Information Page

Course Description:

This is a second course, after Stochastic Differential Equations, math 236 and Introduction to Mathematical Finance, math 238. Its aim at first is a very brief mathematical introduction to credit risk modelling, including the pricing of credit derivatives, and then intoduction to some models for systemic risk, primarily mean field models. The basic theory of large deviations is introduced and used as well.

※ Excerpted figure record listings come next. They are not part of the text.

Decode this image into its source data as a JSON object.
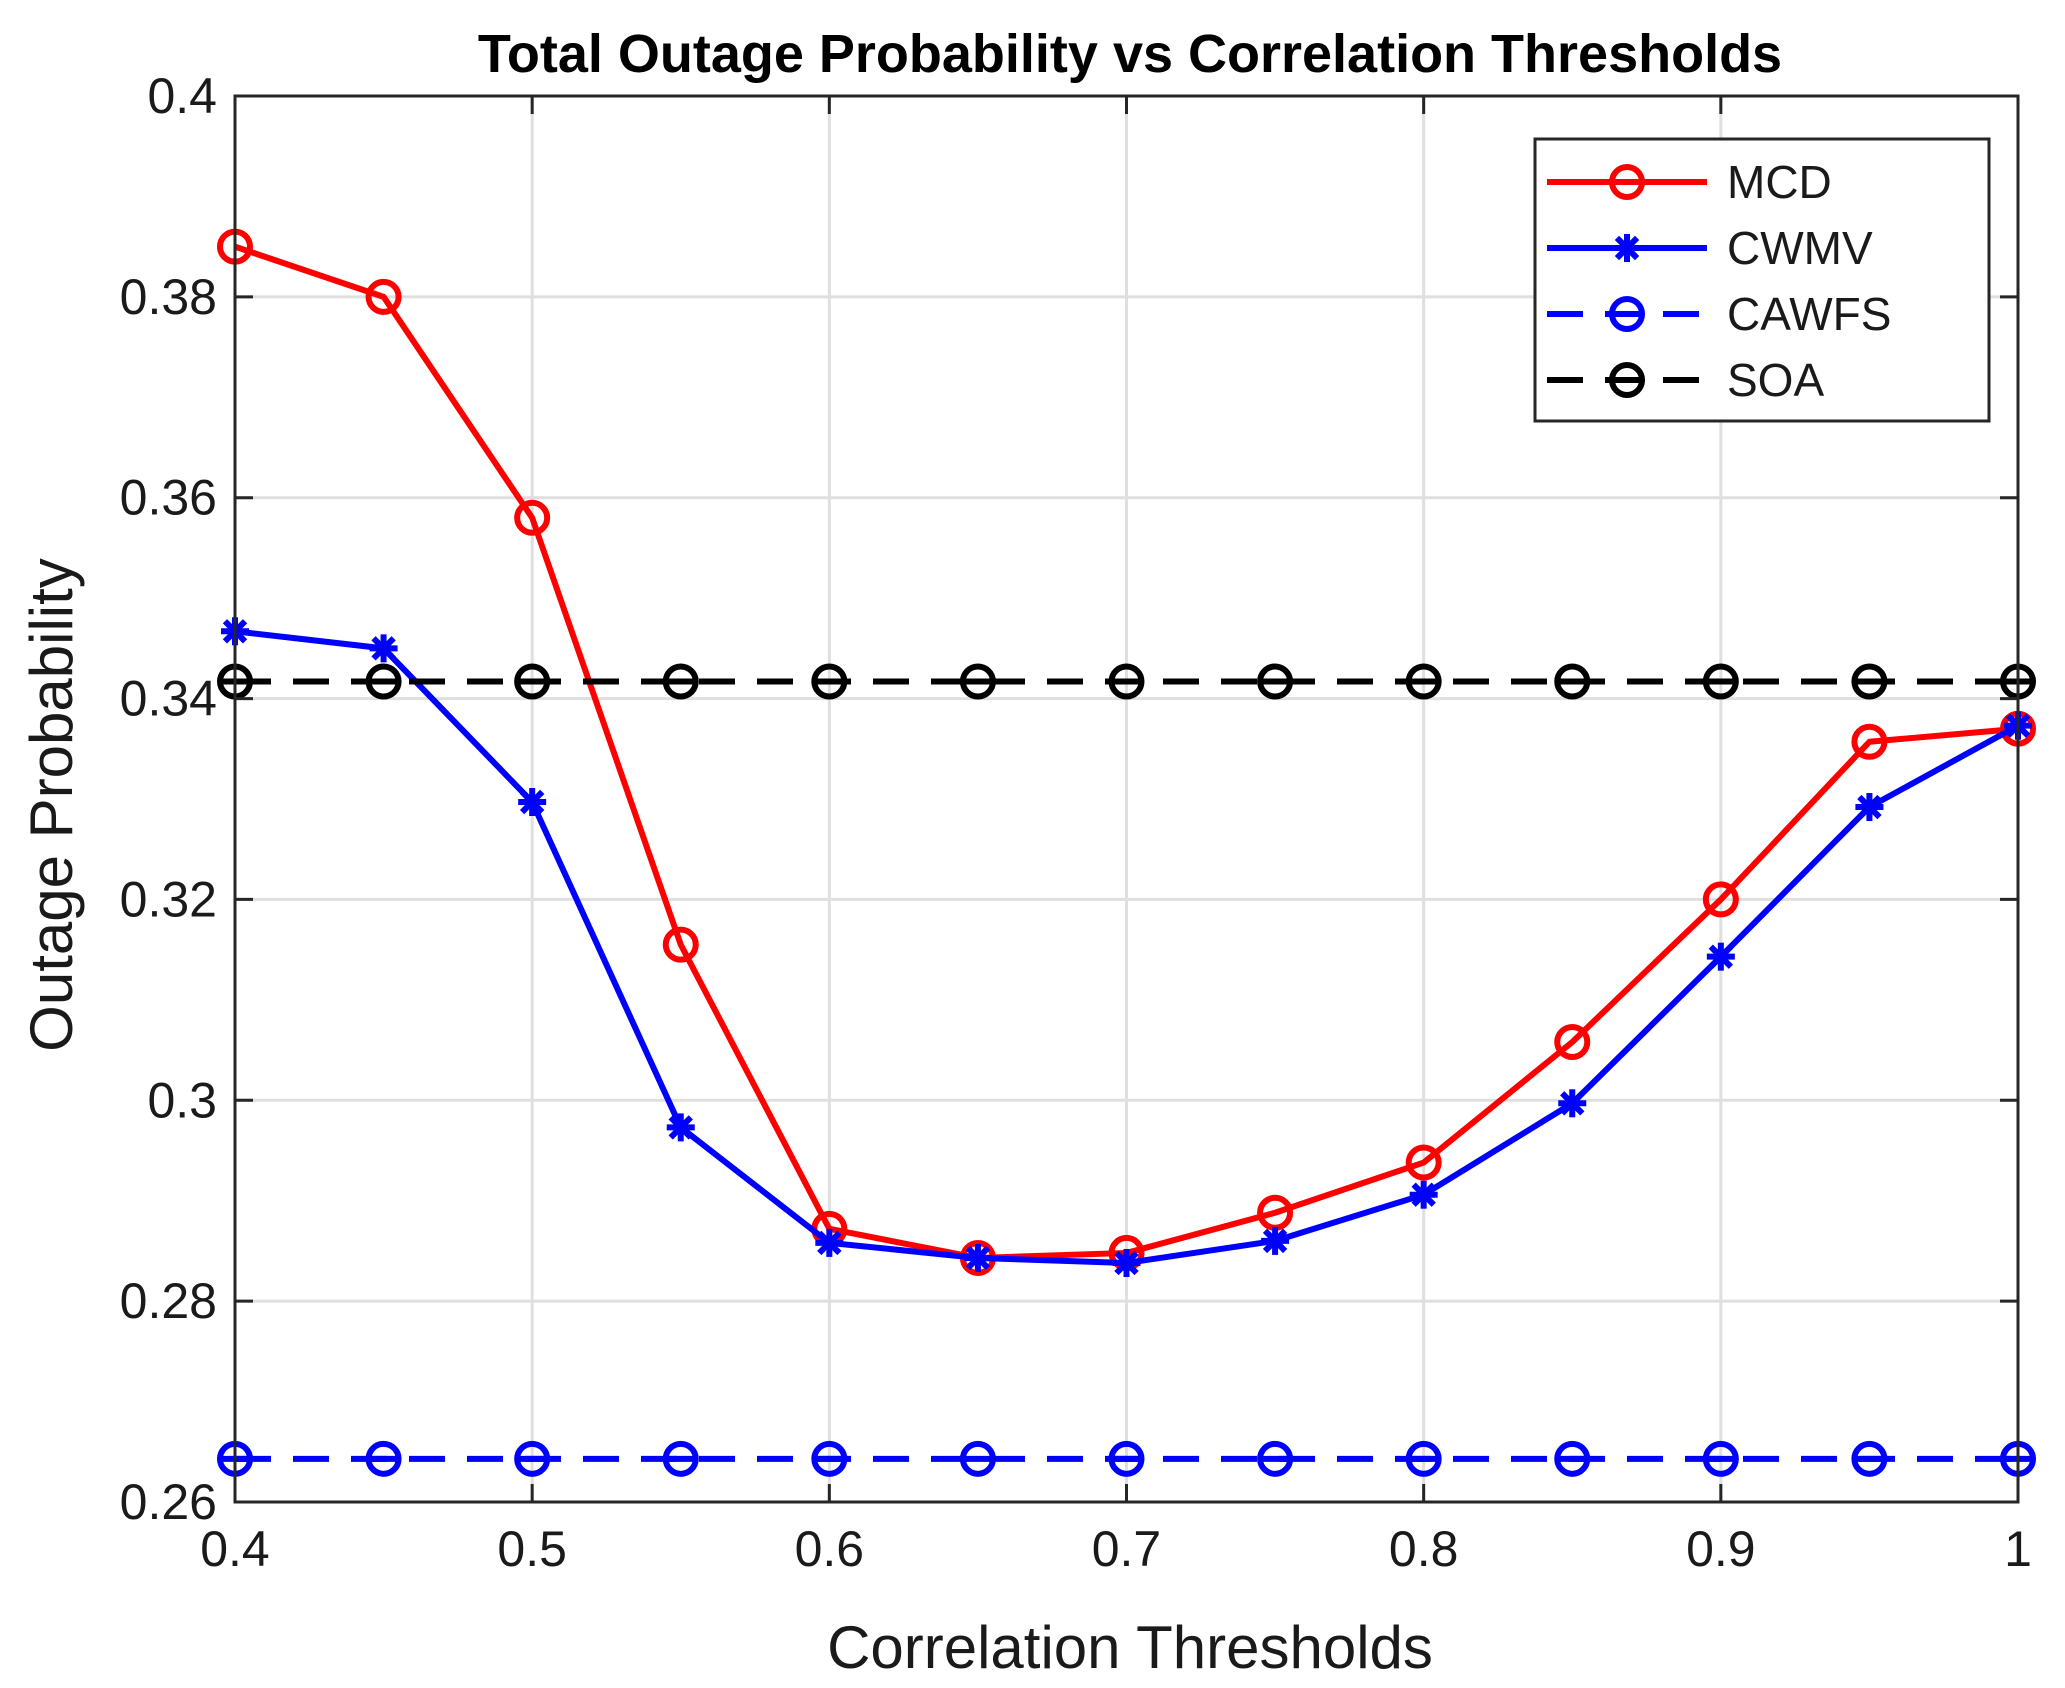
{
  "chart_data": {
    "type": "line",
    "title": "Total Outage Probability vs Correlation Thresholds",
    "xlabel": "Correlation Thresholds",
    "ylabel": "Outage Probability",
    "xlim": [
      0.4,
      1
    ],
    "ylim": [
      0.26,
      0.4
    ],
    "grid": true,
    "legend_position": "top-right",
    "x_ticks": [
      0.4,
      0.5,
      0.6,
      0.7,
      0.8,
      0.9,
      1
    ],
    "x_tick_labels": [
      "0.4",
      "0.5",
      "0.6",
      "0.7",
      "0.8",
      "0.9",
      "1"
    ],
    "y_ticks": [
      0.26,
      0.28,
      0.3,
      0.32,
      0.34,
      0.36,
      0.38,
      0.4
    ],
    "y_tick_labels": [
      "0.26",
      "0.28",
      "0.3",
      "0.32",
      "0.34",
      "0.36",
      "0.38",
      "0.4"
    ],
    "x": [
      0.4,
      0.45,
      0.5,
      0.55,
      0.6,
      0.65,
      0.7,
      0.75,
      0.8,
      0.85,
      0.9,
      0.95,
      1
    ],
    "series": [
      {
        "name": "MCD",
        "color": "#ff0000",
        "line": "solid",
        "marker": "circle",
        "values": [
          0.385,
          0.38,
          0.358,
          0.3155,
          0.2872,
          0.2843,
          0.2848,
          0.2888,
          0.2938,
          0.3058,
          0.32,
          0.3357,
          0.337
        ]
      },
      {
        "name": "CWMV",
        "color": "#0000ff",
        "line": "solid",
        "marker": "asterisk",
        "values": [
          0.3467,
          0.345,
          0.3297,
          0.2973,
          0.2858,
          0.2843,
          0.2838,
          0.286,
          0.2906,
          0.2997,
          0.3143,
          0.3292,
          0.3373
        ]
      },
      {
        "name": "CAWFS",
        "color": "#0000ff",
        "line": "dashed",
        "marker": "circle-bar",
        "values": [
          0.2643,
          0.2643,
          0.2643,
          0.2643,
          0.2643,
          0.2643,
          0.2643,
          0.2643,
          0.2643,
          0.2643,
          0.2643,
          0.2643,
          0.2643
        ]
      },
      {
        "name": "SOA",
        "color": "#000000",
        "line": "dashed",
        "marker": "circle-bar",
        "values": [
          0.3417,
          0.3417,
          0.3417,
          0.3417,
          0.3417,
          0.3417,
          0.3417,
          0.3417,
          0.3417,
          0.3417,
          0.3417,
          0.3417,
          0.3417
        ]
      }
    ]
  }
}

Prerequisites for the course are math 236 (SDE) as well as probability at the level of Probability and Random Processes (Paperback) by Geoffrey R. Grimmett and David R. Stirzaker, Oxford University Press, and partial differential equations at the level of W. Strauss' book (Partial Differential Equations, Wiley, 1992) (math 227). The book by T. Bjork, Arbitrage Theory in Continuous time, used in math 238, is a general reference for background in mathematical finance.



Instructor:


Name Office Phone Office Hours email
George Papanicolaou 383V 723-2081 Thursday 2:00-4:00pm and by appointment papanico at math dot stanford dot edu

Textbook

There is no texbook in this class.

There is a set of notes for this class that was used a previous class. I will be writing notes for the lectures and posting them as we get into the material.


Grading Policy

The course grade will be based on a written preparation and an oral presentation of a project. There is no final or other exam.

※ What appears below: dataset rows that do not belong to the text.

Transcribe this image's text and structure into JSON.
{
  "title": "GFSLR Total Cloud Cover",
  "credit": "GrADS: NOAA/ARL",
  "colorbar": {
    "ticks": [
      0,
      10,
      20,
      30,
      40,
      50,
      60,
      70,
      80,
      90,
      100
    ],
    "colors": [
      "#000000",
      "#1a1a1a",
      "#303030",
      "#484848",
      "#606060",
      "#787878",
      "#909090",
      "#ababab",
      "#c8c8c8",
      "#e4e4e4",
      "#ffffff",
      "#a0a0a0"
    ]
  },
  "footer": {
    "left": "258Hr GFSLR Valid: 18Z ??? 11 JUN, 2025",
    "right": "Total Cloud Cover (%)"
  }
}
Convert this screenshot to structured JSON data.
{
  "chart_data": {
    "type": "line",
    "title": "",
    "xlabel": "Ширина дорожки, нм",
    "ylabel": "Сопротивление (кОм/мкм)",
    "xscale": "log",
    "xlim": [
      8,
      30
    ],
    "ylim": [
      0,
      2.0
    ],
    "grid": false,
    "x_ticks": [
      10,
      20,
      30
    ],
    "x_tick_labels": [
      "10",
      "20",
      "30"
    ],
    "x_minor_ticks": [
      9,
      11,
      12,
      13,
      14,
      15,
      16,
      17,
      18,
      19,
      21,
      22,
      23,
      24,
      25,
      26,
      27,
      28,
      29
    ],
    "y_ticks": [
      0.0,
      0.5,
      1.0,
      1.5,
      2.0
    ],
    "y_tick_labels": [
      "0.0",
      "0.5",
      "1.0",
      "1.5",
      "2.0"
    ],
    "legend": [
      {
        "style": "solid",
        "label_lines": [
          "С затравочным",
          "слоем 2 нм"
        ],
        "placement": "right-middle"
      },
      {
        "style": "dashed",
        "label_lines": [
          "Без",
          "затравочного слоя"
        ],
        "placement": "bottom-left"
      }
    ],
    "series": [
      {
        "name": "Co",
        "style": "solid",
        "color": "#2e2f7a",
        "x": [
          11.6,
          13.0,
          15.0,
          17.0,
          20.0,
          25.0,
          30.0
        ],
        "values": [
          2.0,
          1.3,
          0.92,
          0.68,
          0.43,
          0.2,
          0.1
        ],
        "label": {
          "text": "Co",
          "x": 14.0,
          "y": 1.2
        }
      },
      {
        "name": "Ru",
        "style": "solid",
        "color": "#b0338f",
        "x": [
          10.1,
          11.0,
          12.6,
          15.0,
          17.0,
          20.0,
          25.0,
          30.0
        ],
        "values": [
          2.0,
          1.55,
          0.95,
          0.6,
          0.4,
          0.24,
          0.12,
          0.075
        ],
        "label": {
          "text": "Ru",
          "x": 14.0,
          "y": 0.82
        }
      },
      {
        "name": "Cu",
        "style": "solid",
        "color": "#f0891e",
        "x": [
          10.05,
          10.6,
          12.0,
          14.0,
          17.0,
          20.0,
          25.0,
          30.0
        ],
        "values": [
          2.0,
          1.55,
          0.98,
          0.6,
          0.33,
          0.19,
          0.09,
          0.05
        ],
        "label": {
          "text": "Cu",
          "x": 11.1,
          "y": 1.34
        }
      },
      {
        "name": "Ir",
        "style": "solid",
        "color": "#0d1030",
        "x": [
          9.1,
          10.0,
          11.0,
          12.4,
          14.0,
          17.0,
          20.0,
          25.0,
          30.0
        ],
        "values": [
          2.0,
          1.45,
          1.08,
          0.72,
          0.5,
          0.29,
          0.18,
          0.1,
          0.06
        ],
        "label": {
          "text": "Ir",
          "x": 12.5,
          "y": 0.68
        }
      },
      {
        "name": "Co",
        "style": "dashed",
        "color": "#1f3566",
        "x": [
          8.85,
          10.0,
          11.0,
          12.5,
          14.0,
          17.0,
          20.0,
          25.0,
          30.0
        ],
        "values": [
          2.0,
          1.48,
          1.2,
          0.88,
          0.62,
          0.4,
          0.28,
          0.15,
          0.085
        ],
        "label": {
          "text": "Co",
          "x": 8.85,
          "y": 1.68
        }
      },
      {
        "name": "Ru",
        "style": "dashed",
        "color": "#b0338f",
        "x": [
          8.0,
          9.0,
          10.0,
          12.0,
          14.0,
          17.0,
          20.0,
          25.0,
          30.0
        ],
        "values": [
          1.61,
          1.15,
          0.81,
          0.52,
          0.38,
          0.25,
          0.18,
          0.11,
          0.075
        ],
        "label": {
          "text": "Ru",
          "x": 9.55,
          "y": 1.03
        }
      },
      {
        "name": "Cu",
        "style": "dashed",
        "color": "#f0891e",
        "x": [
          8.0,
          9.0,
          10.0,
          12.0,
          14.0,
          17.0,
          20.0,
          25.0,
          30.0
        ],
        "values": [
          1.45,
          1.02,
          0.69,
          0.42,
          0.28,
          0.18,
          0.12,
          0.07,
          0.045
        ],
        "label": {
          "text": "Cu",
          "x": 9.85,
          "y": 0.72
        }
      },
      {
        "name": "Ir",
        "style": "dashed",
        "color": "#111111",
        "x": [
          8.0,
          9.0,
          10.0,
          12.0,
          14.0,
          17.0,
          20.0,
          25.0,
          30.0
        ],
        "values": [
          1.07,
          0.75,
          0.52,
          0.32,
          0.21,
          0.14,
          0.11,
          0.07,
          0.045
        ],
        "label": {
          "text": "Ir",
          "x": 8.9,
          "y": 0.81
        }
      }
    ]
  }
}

You must submit a one-page proposal for the project by May 3. The reports will be presented in class during the period May 14-June 5. You can do a project jointly with one partner, if you want. The projects can be the presentation of special topics not covered in class, dealing for example with special models, calibration or computational issues, etc. You can see what was done last year (2011) by going to the special directory online (access with password).